True, but only goes to show my point - if firefox's extension mechanism made it so super-customizable, surely there would be no need for such browsers?
>Firefox's UI toolkit is not GTK, but rather XUL+XPCOM
Fair enough, but the point stands; when writing extensions you're restricted to using the XUL toolkit. Contrast with e.g. activex-based add-ons in Internet Explorer, where AIUI you get the standard windows API and can thus use any toolkit you like.
>Imagine a browser who's every facet and functionality is customizable by HTML5/Javascript extensions that you can install with one click.
I'm happy to believe that Firefox is the browser that's easiest to customize in HTML5/Javascript, I just think that's a very arbitrary line to draw. IE addons can be any language you like (because again they're just using the standard APIs) and can be installed with one click.

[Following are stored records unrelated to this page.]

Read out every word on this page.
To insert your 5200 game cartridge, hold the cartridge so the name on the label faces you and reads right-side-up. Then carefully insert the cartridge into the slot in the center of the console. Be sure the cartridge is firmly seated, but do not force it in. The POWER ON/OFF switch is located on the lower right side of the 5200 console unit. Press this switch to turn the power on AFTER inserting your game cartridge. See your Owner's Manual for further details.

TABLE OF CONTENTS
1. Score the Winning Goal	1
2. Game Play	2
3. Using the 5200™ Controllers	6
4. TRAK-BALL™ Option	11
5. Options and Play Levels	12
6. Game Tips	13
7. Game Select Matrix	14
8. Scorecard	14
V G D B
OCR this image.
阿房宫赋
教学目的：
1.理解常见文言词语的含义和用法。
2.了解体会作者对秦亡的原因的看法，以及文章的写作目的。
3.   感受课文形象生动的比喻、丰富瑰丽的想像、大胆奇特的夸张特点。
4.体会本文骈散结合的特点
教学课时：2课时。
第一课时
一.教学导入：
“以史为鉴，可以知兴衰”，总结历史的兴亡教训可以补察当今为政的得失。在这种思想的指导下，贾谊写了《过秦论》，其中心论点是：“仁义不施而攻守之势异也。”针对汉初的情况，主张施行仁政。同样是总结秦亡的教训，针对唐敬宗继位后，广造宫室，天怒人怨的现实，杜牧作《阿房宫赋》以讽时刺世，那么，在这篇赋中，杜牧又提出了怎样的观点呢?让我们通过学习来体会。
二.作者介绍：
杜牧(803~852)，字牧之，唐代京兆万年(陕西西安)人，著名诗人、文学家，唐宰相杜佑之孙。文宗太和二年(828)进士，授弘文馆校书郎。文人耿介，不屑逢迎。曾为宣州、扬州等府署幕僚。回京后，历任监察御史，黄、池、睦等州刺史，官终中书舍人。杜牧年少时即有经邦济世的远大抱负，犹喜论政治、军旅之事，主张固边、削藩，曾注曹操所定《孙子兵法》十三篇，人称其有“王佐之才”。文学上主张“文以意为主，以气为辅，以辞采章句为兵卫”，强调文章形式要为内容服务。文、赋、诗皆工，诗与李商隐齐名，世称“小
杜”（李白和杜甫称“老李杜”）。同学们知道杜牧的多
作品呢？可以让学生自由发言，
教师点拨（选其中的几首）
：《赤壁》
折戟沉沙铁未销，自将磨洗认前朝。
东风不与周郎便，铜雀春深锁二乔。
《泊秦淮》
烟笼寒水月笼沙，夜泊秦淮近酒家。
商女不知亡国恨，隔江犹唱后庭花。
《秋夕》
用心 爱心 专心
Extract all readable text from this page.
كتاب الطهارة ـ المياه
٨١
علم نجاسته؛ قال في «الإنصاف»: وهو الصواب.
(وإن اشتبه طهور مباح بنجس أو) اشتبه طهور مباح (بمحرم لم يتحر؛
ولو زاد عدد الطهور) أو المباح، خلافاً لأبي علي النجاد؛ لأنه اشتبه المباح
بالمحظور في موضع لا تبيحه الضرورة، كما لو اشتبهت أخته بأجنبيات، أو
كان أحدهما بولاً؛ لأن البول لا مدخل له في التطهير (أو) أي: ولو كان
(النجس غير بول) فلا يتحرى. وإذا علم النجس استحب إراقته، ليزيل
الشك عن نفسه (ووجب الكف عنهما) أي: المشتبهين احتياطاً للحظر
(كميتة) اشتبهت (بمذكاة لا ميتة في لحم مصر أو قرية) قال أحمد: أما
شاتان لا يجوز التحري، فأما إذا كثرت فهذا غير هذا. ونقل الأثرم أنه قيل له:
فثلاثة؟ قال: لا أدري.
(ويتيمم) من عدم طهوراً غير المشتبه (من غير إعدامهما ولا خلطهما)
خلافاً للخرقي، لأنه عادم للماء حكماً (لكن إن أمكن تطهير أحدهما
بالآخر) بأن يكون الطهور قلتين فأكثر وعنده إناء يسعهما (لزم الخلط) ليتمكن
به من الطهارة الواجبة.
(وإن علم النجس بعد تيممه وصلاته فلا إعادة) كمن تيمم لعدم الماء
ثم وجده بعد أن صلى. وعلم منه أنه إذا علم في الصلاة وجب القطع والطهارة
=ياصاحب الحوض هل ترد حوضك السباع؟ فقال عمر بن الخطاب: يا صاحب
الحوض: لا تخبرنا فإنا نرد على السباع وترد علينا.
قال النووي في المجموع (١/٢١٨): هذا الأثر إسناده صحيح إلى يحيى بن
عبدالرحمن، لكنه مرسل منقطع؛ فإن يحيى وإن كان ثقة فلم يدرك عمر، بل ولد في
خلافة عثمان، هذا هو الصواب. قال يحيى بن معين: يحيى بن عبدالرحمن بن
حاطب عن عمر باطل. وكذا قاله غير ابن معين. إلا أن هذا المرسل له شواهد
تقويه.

There are plenty of good things about firefox, but I don't think you can say it's more or less customizable than the alternatives without defining customizability in a very arbitrary way. All browsers have a succession of methods of customization, from simple userjs to custom extension formats to embedding the engine in a new executable, with the power and complexity increasing at each step. That firefox's "extensions" lie at a bit more powerful and complex point along the line than chrome's is not the basis for this blanket claim of greater customizability.
Mozilla is working on it. Firefox OS for example no longer uses XUL and they've got an awesome research project called Servo - a Gekko replacement that addresses its short-comings.
Name another browser where the Firebug-like functionality is an extension and not something built-in.